Major arcana figures like The Fool, The Devil, The High Priestess, The Magician and The Lovers will be interpreted by the members of Cheryl Flaharty's IONA Contemporary Dance Theatre.
They'll be "using everything except the back yard -- in case it rains," Flaharty said. Most of the house's 15 specially decorated rooms will be occupied by a dancer who will perform and interact with a constantly rotating audience. (But first, each person in the audience gets a personal tour of the house, planned out for them by volunteer readers shuffling the tarot cards.)
And unless a patron is so inspired by "The Living Tarot" to buy this old house afterward, it's scheduled for demolition.
That impending sense of impermanence appeals to Flaharty's artistic sensibilities. This particular event is part of the company's annual Salon Series performance, all set in unusual spaces. "We're always in unique locations, whether it's an art gallery, the top floor of a Waikiki business building, or on public beaches.
"We've never done anything in a house before," Flaharty said. "With this space, we're able to do a lot more. It's like doing a whole installation."
The owner of the house, Mike Irish of Hahn's Kim Chee, is donating use of the space for the fund-raising performance.
WITH A living room, dining room, kitchen, porch, a small sideroom downstairs and six bedrooms upstairs, Flaharty said half-jokingly that the termite-ridden house is being held together by newly applied Spackle. "But I did have a structural engineer make sure we could do aerial work.
"This time around, I think the costumes are a minor part of this piece.
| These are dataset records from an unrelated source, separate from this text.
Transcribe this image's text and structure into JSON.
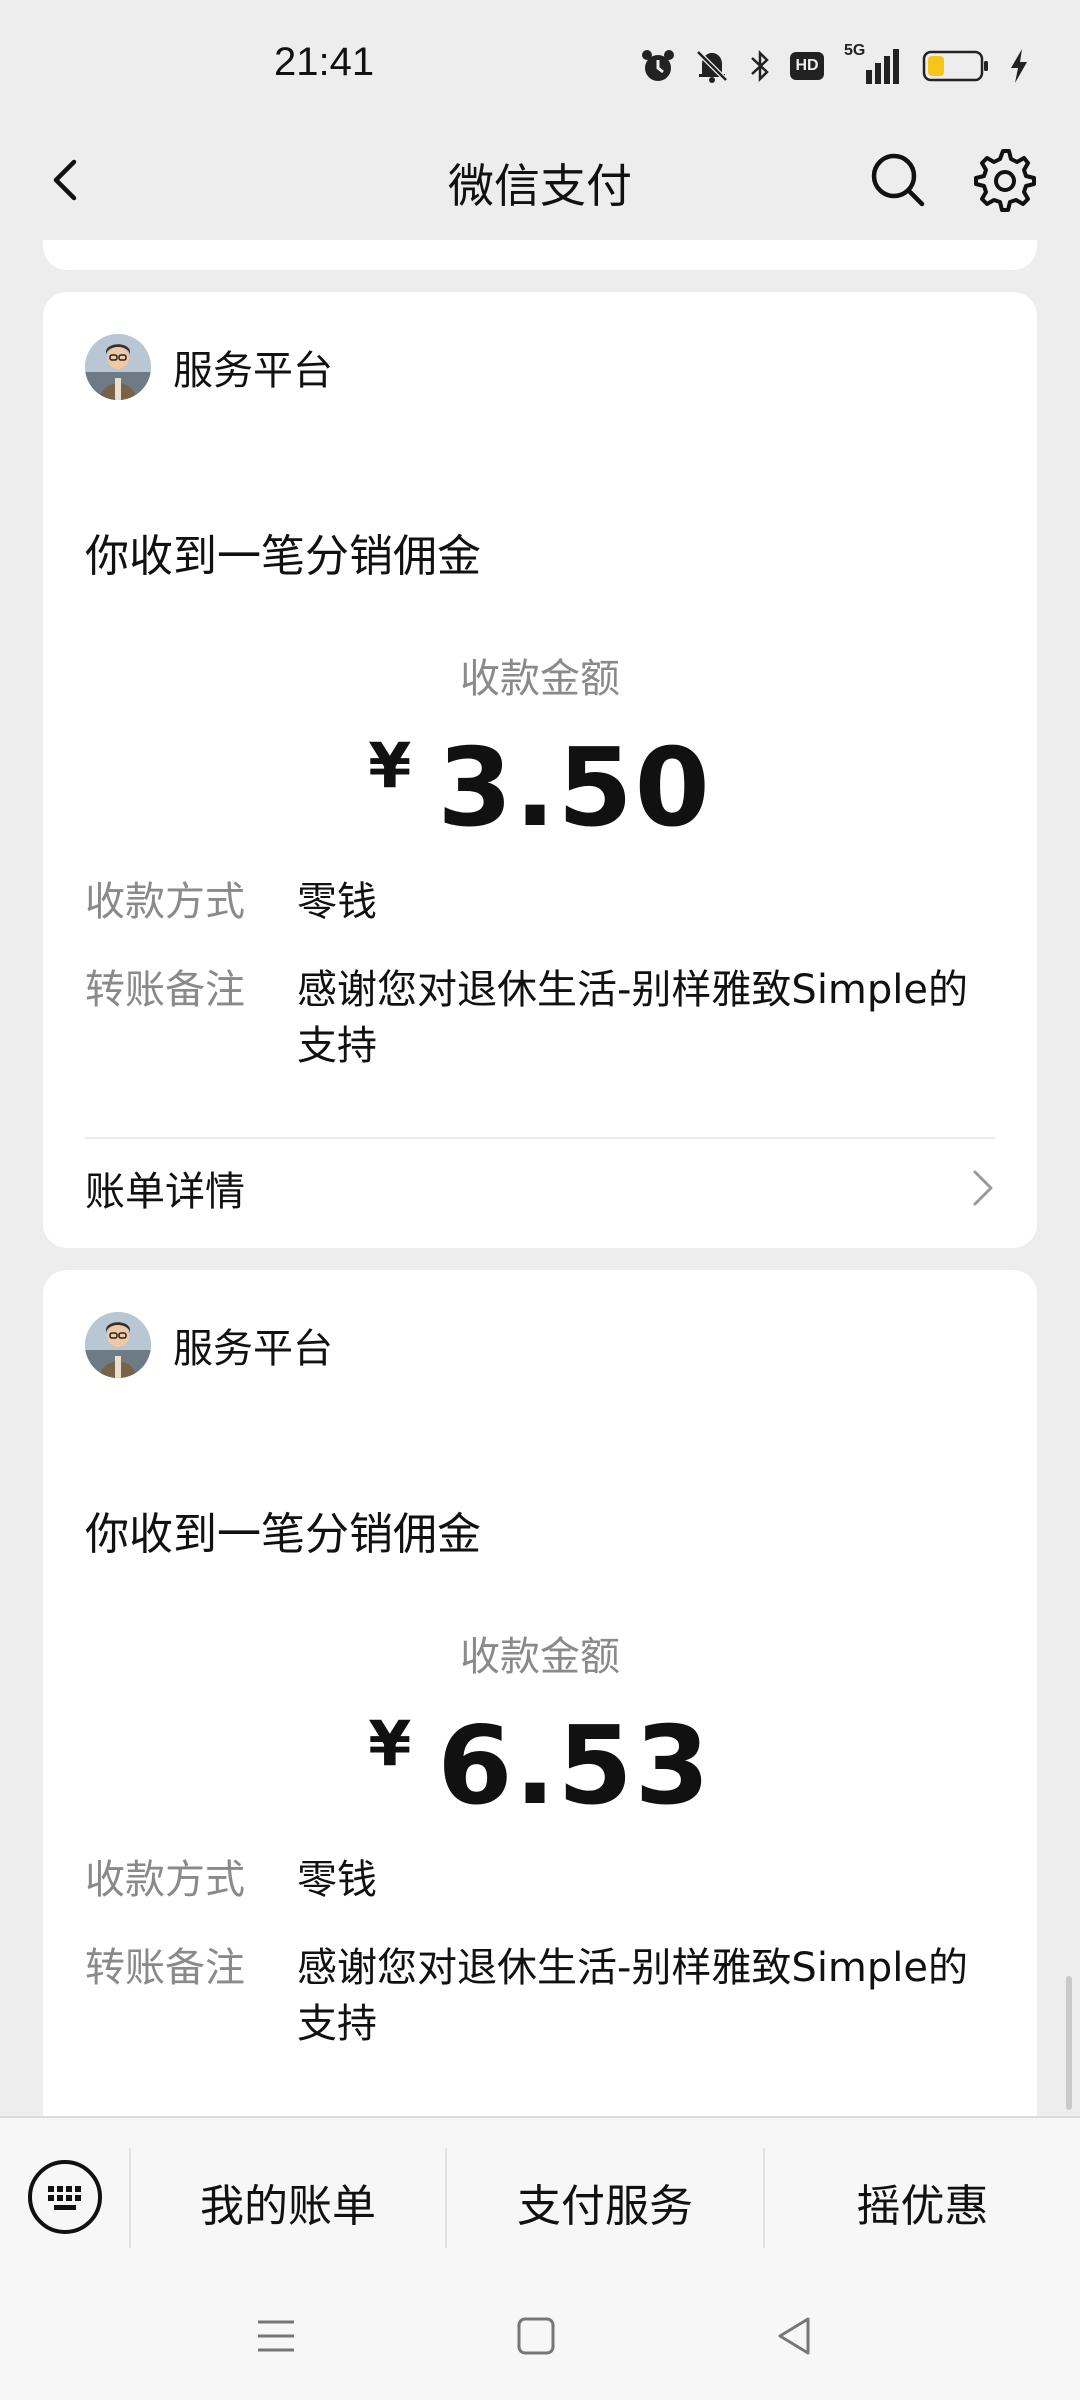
{
  "status_bar": {
    "time": "21:41",
    "icons": [
      "alarm-icon",
      "mute-icon",
      "bluetooth-icon",
      "hd-icon",
      "5g-signal-icon",
      "battery-low-icon",
      "charging-icon"
    ],
    "network_label": "5G",
    "hd_label": "HD"
  },
  "nav": {
    "title": "微信支付",
    "back_icon": "chevron-left-icon",
    "search_icon": "search-icon",
    "settings_icon": "gear-icon"
  },
  "cards": [
    {
      "sender": "服务平台",
      "title": "你收到一笔分销佣金",
      "amount_label": "收款金额",
      "currency": "¥",
      "amount": "3.50",
      "method_label": "收款方式",
      "method_value": "零钱",
      "note_label": "转账备注",
      "note_value": "感谢您对退休生活-别样雅致Simple的支持",
      "details_label": "账单详情"
    },
    {
      "sender": "服务平台",
      "title": "你收到一笔分销佣金",
      "amount_label": "收款金额",
      "currency": "¥",
      "amount": "6.53",
      "method_label": "收款方式",
      "method_value": "零钱",
      "note_label": "转账备注",
      "note_value": "感谢您对退休生活-别样雅致Simple的支持"
    }
  ],
  "bottom_menu": {
    "keyboard_icon": "keyboard-icon",
    "items": [
      "我的账单",
      "支付服务",
      "摇优惠"
    ]
  },
  "system_nav": {
    "icons": [
      "menu-icon",
      "home-icon",
      "back-triangle-icon"
    ]
  },
  "colors": {
    "background": "#ededed",
    "card": "#ffffff",
    "muted_text": "#8a8a8a",
    "battery_fill": "#f5c518"
  }
}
It's really about this space, this house and how it's being done up for the tarot. And since the house is supposed to be torn down afterwards, it's a work that probably won't exist again."
In order to accomodate an audience of close to 200 nightly, each simultaneously performed piece is scheduled to last about five minutes. Volunteer docents and a maitre-d'-like Fool will keep things moving.
"The Tarot is about the journey of the self," Flaharty said. "The psychic who reads your dealt cards is all yours."
The audience can expect to spin The Wheel of Fortune; see The Devil, and his wings made of heavy chain, playfully toss red balls in The Sun's brightly colored room; watch The Lovers intertwine in an aerial display; and hold hands in a circle in The World's bamboo-and-collage-strewn room.
They will also be fed pastries in the kitchen by The High Priestess, who, in a specially written piece by Victoria Kneubuhl, "will deliver spiritual lessons based on feminine principles."
The dancers' work has been largely improvisational, Flaharty said, "and I've been blown away by their talents. For them, it's interesting to note that this work has had more of a personal impact on their own lives. The dancers get to make each room their own by helping decorate.
"This is truly a once-in-a-lifetime experience. We do performing arts that exist in the moment. There's such beauty in it, very transcendent, very Buddhist."